I’ve spent over 60 years on the Street, but never carried Treasury bills until recently. Now I own a garbage bag full of ‘em, losing money on paper and lamenting how wrong you can be in a conservative play and lose serious money, unless you hold to maturity.
After all, 2-year Treasuries, do mature at par and wipe out any losses. There is, of course, opportunity cost lost. What if you had invested in a 5 dollar ragamuffin that doubled or tripled during your same holding period in Treasuries?
Think of all pie chart investors, who just want to preserve family wealth stuck in a construct of 60% equities, 40%, fixed income paper. Houses starting with JP Morgan carry trillions of clientele assets which hardly budge. Last year was a baddie, down 16% in most portfolios.
And, yet, the spread between 2-year and 10-year Treasuries impressively widens, now over 100 basis points, a 30 year record. It’s beginning to get some attention as a bearish indicator, but nobody’s pounding the table, so lemme pound the table.
Why is serious money being injected into low yielding 30-year Treasuries? The sole rationale I can dredge up is that such players want to bet that recession is around the corner so be in place when it happens. Why can’t 10-year Treasuries yield 2% instead of the current 3.4%?
Back to my trusty chart book: The 30-year Treasury bond yield traces a gigantic sombrero formation.
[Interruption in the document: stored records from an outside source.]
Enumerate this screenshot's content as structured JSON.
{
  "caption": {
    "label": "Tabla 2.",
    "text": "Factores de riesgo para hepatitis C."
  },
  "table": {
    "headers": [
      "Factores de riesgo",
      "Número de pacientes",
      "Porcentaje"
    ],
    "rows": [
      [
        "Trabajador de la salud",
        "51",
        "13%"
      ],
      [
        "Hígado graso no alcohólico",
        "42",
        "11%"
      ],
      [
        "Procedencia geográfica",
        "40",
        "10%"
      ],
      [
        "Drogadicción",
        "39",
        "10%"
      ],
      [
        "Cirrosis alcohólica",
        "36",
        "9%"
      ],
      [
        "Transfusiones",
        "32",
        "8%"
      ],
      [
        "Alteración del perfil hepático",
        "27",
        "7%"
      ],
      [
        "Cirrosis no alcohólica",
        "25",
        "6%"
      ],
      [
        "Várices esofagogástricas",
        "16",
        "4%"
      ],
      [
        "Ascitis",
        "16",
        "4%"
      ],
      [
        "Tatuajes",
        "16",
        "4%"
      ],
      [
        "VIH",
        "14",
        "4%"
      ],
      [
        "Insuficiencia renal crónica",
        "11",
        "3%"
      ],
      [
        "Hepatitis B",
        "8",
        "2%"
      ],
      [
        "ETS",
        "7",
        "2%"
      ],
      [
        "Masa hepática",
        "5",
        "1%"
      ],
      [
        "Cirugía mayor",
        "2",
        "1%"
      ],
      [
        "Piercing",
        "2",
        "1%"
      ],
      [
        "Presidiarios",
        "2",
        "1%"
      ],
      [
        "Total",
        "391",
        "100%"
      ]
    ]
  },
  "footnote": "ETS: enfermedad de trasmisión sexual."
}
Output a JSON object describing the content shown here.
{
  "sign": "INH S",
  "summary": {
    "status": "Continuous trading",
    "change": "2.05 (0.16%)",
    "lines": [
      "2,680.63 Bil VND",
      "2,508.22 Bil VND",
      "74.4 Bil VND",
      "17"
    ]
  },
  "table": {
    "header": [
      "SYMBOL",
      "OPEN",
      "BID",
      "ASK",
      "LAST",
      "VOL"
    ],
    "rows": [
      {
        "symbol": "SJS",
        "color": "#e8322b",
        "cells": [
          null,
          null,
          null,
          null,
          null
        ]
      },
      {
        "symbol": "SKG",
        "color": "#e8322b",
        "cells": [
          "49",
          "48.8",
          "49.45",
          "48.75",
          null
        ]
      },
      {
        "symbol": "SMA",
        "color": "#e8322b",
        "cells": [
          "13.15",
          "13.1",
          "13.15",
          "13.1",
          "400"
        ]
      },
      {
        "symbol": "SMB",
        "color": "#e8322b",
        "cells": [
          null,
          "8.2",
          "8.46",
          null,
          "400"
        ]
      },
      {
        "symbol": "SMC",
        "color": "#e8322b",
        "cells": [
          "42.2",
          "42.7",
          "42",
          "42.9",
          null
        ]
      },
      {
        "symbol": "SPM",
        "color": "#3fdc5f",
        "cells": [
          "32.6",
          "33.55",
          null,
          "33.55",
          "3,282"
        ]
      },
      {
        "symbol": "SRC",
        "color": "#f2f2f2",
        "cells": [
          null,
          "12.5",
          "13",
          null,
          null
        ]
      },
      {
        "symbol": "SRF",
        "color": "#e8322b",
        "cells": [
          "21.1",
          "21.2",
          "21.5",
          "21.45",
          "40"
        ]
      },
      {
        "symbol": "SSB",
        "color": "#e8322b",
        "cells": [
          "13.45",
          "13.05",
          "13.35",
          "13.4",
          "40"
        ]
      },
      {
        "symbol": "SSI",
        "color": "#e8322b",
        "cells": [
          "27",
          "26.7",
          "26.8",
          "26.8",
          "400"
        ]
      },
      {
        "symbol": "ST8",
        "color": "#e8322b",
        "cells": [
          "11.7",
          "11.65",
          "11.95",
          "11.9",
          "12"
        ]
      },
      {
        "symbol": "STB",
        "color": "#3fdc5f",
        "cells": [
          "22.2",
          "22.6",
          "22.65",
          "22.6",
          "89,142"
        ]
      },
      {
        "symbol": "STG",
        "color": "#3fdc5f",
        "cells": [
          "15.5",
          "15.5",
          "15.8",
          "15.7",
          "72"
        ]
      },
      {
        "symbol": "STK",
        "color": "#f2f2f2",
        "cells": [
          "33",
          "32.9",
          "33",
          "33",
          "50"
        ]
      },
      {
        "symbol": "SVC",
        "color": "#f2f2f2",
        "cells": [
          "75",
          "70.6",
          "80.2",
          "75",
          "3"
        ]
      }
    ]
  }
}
It peaked at 15% in 1983 during the Volckner tightening grind. But, this bond traded close to a zero yield as recently as 2020. Anyone buying in today must feel strongly that bond rates are headed towards 2%, even lower, while the country experiences deep recession.
I’ve bought this recession forecast. The averages stand 20% overpriced today. We should be headed towards a major correction that takes the market down from 20 times projected earnings to my reality of 16 times. Just you wait and see.
The history of 10-year Treasury yields going back 60 years shows a trendline approximating 5%. Only the financial market meltdown of 2009–2010 took yields down convincingly below 5%. Today, the10-year Treasury yield is just 3.74%. It seems to me that long Treasuries have already discounted the next recession coming around the corner.
Only prolonged recession negatively impacts so-called junk bonds. Consider, yields spiraled down relative to 5-year Treasuries from 900 basis points to 300 basis points. The time elapsed approximated three years, 2012 to 2015. Such downside volatility surprised me, such compacted intensity. Buying into such extreme-downside volatility is the contrary course to follow.
When I looked at my charts on oil futures during this volatile period of 2008-2014 futures followed the same downside trajectory as bank stocks, from $140 to $30 a barrel in 2009, comparably lethal. It reinforced my point of view that the spread between BB debentures and 5- and 10-year Treasuries favors BB paper, for its absolute yield over 5% and a comfortable spread, historically speaking, with Treasuries and other volatile fixed income properties. (What a mouthful!)
We may see zero to negative yields not just on money market paper but in Treasuries stretching out to five years.Think of what happened in Japan years ago. If so, my high-yield debentures with average duration of five years could turn golden. Conversely, anyone investing in Treasuries today not only receives a next-to-nothing yield, but probably faces more prospective downside risk than in BB corporates.
The history for 10-year Treasury yields going back 60 years shows a trendline approximating 5%. Only the financial market's meltdown during 2008-2009 finally took yields down provocably below 5%. When dealing with personal money you feel the pressure of being wrong sided in a trade that waxes negative for months, even years.
Lemme get to Sidney Homer who was in the sixties, a senior partner at Solomon Brothers. I’d visit him for breakfast in the partners’ dining room at Solomon around 7am. I guess they wanted to watch their ships sailing in off the Atlantic Ocean. Back in Sidney’s office the window sills were bedecked with charts of interest rate disparities between long dated and short dated Treasuries and other financial notes.
Sidney would then discourse on the history of widening and narrowing yield disparities, what the bond business is all about. You needed courage to play the variances when historically they got too far out of line because of the market’s momentary hysteria-sort of what we’ve got today.
Sidney would declare “nothing’s changed. There was the same hysteria back in Biblical times when the wheat crop failed in Israel.”
They hadn’t the foresight, like the Egyptians, to build warehouses for surplus wheat. So the Egyptians sold Joseph’s brothers wheat at a big premium. The family paid in gold.